Against the tragedy of habit

True newness is to glimpse the Mystery in all things. A meditation on contemplation and on how to look at reality.

The times in which we live are not easy times; they are times of the persecution of man. At times, this takes the form of obvious facts, such as wars or terrorist attacks. Other times, they are more silent actions or are even camouflaged with goodness and magnanimity. In every case, they are actions that wound the person in the most essential aspects of his humanity: freedom, religiosity, affections, education, life and death. Reading the newspapers, in the best of all possible hypotheses, one senses a certain impotence, a resigned pain that, in time, becomes complaint and the loss of hope.

Recently, I yet again ran across the words that Bruce Marshall puts in the mouth of the protagonist of this famous novel, The world, the flesh and Fr. Smith. In front of the seriously worrying situation of the Church in his time, he exclaims: «”Well, well, if trouble comes, it’ll keep our religion from getting rusty,” Father Smith said. “That’s the great thing about persecution: it keeps you up to the mark. It’s habit, not hatred, that is the real enemy of the Church of God.”»

“It’s habit, not hatred, that is the real enemy of the Church of God”

When we read for the nth time about the same conflicts or persecutions, the most shocking thing is to see a certain disinterest, a kind of “getting used to” the situation. If we really think about it, this does not apply only to the most sensational facts, as much as, and above all to, our daily life. A verse from the Book of Revelations says: Behold, I make all things new.
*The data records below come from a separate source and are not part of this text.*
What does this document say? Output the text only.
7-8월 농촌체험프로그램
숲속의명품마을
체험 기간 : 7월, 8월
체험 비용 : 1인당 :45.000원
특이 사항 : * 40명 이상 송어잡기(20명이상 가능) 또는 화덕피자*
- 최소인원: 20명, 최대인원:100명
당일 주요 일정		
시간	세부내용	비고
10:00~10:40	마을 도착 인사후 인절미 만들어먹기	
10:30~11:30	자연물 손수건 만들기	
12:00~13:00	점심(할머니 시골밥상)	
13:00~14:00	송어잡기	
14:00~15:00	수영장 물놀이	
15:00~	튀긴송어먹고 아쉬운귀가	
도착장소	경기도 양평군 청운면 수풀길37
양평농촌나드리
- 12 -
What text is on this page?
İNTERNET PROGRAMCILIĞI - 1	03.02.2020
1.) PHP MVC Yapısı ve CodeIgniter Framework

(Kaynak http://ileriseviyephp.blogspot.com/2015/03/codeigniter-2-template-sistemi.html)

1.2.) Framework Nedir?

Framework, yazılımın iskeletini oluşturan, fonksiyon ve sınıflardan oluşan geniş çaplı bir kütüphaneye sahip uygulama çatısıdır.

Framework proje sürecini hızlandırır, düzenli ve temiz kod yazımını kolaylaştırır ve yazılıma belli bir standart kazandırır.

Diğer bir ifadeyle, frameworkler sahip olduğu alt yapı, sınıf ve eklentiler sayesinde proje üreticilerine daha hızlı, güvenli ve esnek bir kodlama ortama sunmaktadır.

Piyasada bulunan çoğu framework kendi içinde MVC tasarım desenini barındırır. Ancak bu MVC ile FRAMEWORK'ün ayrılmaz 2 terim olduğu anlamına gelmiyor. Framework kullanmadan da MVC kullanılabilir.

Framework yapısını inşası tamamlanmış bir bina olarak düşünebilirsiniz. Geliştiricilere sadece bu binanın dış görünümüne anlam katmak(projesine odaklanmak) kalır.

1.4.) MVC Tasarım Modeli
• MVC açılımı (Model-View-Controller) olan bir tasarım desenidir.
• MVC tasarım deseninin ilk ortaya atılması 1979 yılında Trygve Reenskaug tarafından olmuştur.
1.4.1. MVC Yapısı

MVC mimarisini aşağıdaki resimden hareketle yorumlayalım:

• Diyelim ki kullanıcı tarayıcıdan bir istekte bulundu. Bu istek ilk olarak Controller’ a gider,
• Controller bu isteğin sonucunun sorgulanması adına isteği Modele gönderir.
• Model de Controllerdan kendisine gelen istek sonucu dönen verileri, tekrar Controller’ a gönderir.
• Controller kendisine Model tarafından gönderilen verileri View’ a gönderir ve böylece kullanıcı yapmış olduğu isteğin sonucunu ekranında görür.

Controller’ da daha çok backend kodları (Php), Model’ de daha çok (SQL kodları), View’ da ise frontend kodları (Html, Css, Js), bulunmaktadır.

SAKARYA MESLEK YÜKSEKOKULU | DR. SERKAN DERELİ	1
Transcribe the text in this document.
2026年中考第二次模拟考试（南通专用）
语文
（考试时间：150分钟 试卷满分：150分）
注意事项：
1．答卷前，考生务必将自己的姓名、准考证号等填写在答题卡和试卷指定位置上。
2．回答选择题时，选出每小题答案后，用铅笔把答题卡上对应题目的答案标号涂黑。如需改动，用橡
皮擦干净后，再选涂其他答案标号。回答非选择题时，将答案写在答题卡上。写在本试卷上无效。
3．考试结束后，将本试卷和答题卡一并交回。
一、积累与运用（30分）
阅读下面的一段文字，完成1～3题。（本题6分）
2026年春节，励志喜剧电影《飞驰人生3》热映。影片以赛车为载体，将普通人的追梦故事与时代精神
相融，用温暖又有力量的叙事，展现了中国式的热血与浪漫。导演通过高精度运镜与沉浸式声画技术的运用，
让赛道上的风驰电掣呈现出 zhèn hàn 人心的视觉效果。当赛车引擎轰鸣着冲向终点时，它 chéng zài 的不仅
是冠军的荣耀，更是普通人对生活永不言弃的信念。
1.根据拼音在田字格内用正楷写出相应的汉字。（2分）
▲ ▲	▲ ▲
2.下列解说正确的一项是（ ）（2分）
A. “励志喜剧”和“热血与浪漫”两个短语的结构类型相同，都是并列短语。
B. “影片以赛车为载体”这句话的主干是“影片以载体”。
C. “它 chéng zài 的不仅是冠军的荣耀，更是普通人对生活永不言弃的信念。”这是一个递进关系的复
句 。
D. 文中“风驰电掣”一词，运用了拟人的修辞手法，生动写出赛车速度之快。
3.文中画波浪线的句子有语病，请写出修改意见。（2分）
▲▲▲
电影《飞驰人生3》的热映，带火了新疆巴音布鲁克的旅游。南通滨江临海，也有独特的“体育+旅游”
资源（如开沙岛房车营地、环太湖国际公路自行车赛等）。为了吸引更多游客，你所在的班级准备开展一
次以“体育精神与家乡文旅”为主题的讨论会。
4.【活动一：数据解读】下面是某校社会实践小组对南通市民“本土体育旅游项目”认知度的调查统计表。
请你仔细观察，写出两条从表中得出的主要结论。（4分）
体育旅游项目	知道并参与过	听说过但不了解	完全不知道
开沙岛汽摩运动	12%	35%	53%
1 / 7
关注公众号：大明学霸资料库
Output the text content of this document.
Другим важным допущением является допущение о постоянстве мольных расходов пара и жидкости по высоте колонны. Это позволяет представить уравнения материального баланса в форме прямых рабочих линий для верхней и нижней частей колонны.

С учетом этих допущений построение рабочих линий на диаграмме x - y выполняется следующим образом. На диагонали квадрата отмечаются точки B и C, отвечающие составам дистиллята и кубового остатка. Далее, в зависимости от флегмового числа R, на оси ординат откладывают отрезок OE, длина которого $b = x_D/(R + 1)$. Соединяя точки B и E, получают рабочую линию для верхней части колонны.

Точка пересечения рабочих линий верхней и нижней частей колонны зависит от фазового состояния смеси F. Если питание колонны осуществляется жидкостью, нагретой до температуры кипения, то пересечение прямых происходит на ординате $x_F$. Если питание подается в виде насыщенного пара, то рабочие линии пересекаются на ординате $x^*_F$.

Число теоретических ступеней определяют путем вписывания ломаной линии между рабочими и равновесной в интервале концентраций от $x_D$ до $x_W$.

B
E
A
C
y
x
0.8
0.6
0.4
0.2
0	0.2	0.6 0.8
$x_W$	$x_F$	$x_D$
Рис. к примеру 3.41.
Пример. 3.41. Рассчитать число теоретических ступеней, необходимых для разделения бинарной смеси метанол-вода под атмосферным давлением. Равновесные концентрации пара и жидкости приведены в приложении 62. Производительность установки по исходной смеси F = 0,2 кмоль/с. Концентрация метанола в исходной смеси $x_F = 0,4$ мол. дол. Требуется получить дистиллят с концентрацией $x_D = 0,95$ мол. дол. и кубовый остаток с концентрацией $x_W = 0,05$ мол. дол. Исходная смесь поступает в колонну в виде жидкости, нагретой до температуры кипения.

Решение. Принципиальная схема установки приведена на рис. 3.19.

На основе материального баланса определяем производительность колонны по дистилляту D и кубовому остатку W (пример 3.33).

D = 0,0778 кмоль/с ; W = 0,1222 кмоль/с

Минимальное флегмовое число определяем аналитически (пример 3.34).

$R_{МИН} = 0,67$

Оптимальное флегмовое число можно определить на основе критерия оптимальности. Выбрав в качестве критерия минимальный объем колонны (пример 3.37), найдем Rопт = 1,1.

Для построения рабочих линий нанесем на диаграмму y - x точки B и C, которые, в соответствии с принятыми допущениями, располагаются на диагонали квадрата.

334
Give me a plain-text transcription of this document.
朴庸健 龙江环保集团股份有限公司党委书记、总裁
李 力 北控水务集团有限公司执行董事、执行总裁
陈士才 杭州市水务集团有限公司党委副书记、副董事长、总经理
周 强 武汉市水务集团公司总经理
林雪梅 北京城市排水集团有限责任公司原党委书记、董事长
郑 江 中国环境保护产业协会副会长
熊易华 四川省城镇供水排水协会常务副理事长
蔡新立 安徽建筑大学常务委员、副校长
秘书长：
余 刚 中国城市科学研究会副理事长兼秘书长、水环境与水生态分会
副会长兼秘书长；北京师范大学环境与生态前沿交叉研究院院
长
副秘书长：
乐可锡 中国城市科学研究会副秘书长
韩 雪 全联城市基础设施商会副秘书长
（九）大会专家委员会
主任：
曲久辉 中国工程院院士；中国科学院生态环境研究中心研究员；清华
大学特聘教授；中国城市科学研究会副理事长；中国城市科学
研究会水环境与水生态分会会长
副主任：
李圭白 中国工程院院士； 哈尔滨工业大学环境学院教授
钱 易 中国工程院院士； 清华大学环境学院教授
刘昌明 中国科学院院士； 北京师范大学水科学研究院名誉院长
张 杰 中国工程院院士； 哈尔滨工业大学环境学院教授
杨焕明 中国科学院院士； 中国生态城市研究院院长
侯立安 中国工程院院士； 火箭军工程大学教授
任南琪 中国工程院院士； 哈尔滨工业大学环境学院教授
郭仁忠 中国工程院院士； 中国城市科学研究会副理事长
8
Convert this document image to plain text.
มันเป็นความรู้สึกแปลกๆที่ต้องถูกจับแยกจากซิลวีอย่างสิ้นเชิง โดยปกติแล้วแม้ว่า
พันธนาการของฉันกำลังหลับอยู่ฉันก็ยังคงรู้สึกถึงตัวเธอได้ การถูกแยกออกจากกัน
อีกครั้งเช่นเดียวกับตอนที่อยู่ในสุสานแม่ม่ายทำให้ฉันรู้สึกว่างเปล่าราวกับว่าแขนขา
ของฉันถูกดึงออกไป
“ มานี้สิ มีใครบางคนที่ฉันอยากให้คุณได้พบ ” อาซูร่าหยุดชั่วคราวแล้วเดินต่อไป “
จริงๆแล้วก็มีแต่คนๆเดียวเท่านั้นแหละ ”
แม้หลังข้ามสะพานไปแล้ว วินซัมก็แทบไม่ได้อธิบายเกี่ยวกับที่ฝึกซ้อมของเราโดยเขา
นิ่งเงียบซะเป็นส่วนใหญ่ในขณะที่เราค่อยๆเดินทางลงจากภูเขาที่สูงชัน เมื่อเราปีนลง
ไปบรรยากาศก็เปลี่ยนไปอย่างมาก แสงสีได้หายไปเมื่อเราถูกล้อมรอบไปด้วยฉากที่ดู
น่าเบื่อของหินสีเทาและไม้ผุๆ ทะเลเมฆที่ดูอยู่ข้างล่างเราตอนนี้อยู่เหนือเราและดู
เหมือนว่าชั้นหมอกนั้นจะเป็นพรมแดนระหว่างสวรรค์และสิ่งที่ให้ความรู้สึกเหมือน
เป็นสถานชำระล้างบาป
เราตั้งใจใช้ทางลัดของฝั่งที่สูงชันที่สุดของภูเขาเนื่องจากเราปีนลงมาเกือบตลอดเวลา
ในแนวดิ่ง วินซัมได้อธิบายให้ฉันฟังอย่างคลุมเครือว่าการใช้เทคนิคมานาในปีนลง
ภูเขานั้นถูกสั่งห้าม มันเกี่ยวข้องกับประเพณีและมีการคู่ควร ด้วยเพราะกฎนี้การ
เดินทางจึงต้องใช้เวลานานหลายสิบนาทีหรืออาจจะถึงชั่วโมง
Why do we struggle so much to experience the newness of reality? How is it that the things that once provoked us, provoked wonder, gratitude, pain and rage, with time become “normal” if not boring?

One of the reasons I think is that we are no longer able to look at what is there; we have lost the ability to contemplate. It happens not infrequently that we cannot remember things or faces we have just met, movies we have seen or books we have read. Maybe it is just a memory problem. However, I think it is more of a “sight” problem. We see so many pictures, listen to so many podcasts, meet so many people, but it all slips away from us, caught up as we are with the next thing to do, keeping our schedule (which we have often imposed on ourselves!), the future to live. And so we miss the present.

The word “contemplate” comes from the Latin words cum and templum, meaning “with” and “space of heaven,” respectively. In ancient times, it indicated the activity of observing the flight of birds in a circumscribed space of sky. It thus indicated the raising of one’s gaze or more properly letting something enter one’s horizon.

Today, more than ever, we need to know how to welcome the other into our own personal horizon, to welcome in what we see before us, whether it is a tree, a painting or a human face. For this reason, we must learn to be still interiorly, to be silent to be able to truly listen to the other. How many times in the Gospels does Jesus show us this contemplative gaze on reality? Everyone who was with him saw the same things or persons, and yet, He knew how to point out some aspect that no one else was able to see. Think about the way in which He contemplated the widow who made her offering in the temple. Or else how he admired the nature of the lilies in the field.

Wonder is born from contemplation, from paying attention to what exists in such a way as to discover the newness that is hidden in everything

Is it possible that we can have the same gaze as Christ? Yes, if only we have the humility to ask Him for it and to let ourselves be educated through the human companionship to which He Himself has entrusted us. Exactly the same way it happened to his disciples while they were with Him.

Wonder is born, therefore, from contemplation, from paying attention to what exists in such a way as to discover the newness that is hidden in everything. A newness that is called Mystery. The gaze of Jesus is a gaze inhabited by Another, as Fr. Giussani once said. He can look this way at the real in as much as he was a true man, that is, a son of the Father. Discovering the Mystery in the other is the truest way to look, a way that makes it sacred, and the times in which we live have an extreme need for this. Only God made man can give us this gaze that rips us from the tragedy of habit and makes us capable of encountering Him in everything and in everyone. As C.S. Lewis said in a beautiful passage: “I believe in Christianity as I believe that the Sun has risen not only because I see it but because by it I see everything else.”